Activist visits with Hi-Line writer in recent Cedar Rapids visit

“What’s the point in being free? What good is it to live in a free society, a free country or even a free world if you are such an emotional cripple that you are incapable of enjoying it? These aren’t just philosophical questions to ponder, but questions of practical relevance to anyone who cares about freedom, who I assume cares about freedom, because it is essential to human happiness. Many people assume that freedom should lead to happiness, but that does not correctly describe the relationship. The way that most people understand freedom and happiness is backwards, reverted by primitive thinking,” Adam Kokesh explained to a group of 30 people.

Staff Writer Kaleb Bengston recently got a chance to meet one of his heroes, libertarian activist Adam Kokesh.

Staff Writer Kaleb Bengston recently got a chance to meet one of his heroes, libertarian activist Adam Kokesh.

Over the weekend, on Feb. 2, Kokesh spoke in Cedar Rapids to address his new book, “‘Freedom’” and to speak about libertarianism, civil disobedience, activism and the benefits of complete non-violence in the face of the collective police force that is getting more and more violent.

Kokesh is a political activist, noted for his blatant cynicism of authority and has been arrested for a myriad of reasons doing so. In May of 2011, he and a group of fellow activists decided to participate in a completely non-violent act of civil disobedience by dancing on the newly “dance-free” Thomas Jefferson memorial. This turned out to be Kokesh’s second biggest arrest ever done to him. While dancing and being filmed, park police decided to crash the event, telling the people to disperse at threat of arrest.

Civil disobedience is as it means: you tell authority “no” in a peaceful manner because what the existing authorities are trying to do is unjust. So the park police swooped in, arrested everyone in a decent manner. Except Kokesh, who was body slammed onto the ground and choked by an enforcer. For dancing.

Kokesh’s big arrest happened when he went to Freedom Plaza in D.C. and loaded a shotgun for a YouTube video.
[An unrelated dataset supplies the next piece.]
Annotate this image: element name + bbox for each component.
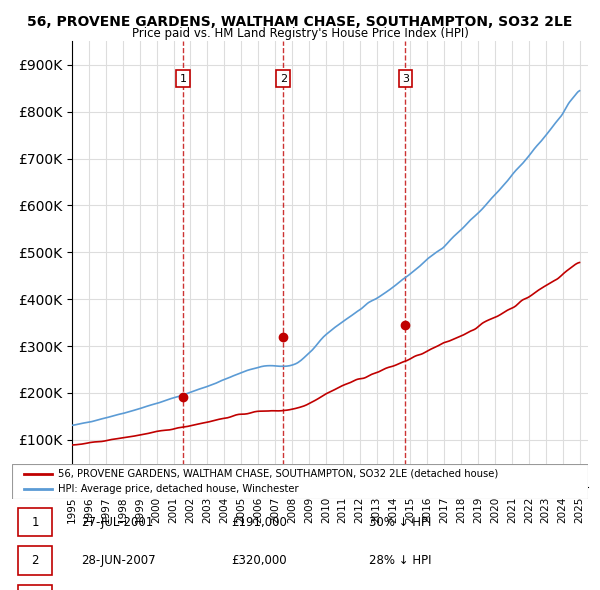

Police a month later raided his house with helicopters, S.W.A.T. and heavy artillery. They threw flash-grenades into his home, stunning the people inside as they rushed in. He was later held in solitary confinement on charges of owning a weapon while in possession of a controlled substance. Kokesh denies that he ever had those drugs and insists that they were planted by police. Those charges were dropped.

I asked Kokesh to define the ideals of libertarianism, as they seem to get a lot of flack from media and people who don’t understand the movement. He said, “Well it makes perfect sense that if you’re a professional thief, that you would like to demonize people who point out the fact that you’re stealing from people, and that that is a bad thing. And libertarianism is that belief that you as a free, beautiful, independent human being own yourself: that it is therefore morally wrong to initiate force, fraud or coercion against another human being. It is a philosophy based on universal nonviolence, so anybody who profits from violence, or is diluted enough to think violence is something that is necessary or benefits them, will have some resistance. These ideas that violence and coercion is a means to an end holds us back from our potential. You can analyze it in a moral sense and say anything else than respect for fundamental and basic rights for human self-ownership is morally wrong. You can say that it will benefit the whole by eliminating institutionalized coercion, which is what government is.”

Then I asked Kokesh to explain the importance of civil disobedience. This was his view on it: “When you’re a libertarian, all activism is based on trying to lower the amount of violence and coercion in society. It’s about reducing the effect of government’s control by force and the threat of force in people’s lives. So, civil disobedience can have a very important role in that because you can challenge laws as it’s set up and hope that those laws will be overturned. There’s a certain type of activism, in that vein, that is intended to reduce the amount of violence and coercion in society. If you have a police officer in your local department who is beating up people without accountability, holding them accountable or getting them fired reduces the amount of violence in that neighborhood. If there is a tax law in your city where your government points guns at people and says if you don’t give us this money, we’ll lock you in a cage, then getting that law overturned reduces the amount of coercion in your community. These are all very important goals, but in the bigger picture, a lot of activism is based on changing the way people think. Changing the paradigm. And while committing civil disobedience as I have, especially in D.C. for gun rights, is about asserting self-ownership by challenging said laws, that are victim disarmament laws, that promote violence and give government an excuse to get peaceful people like me with a SWAT team raid. It’s more important to me to get people thinking about self defence as a civil right; to get people to assert self-ownership. To me, the bigger picture of my activism is to inspire people to assert their self-ownership.”

Kokesh runs an Internet podcast, man-on-the-street interviews and media website called Adam VS The Man, and he is coming out with a book called ‘“Freedom”’ on Independence Day, and it will be free on eReaders and other forms of electronic reading. He said that he has so many translators, it may even “be translated into Klingon for intergalactic reading and education of the libertarian ideals.”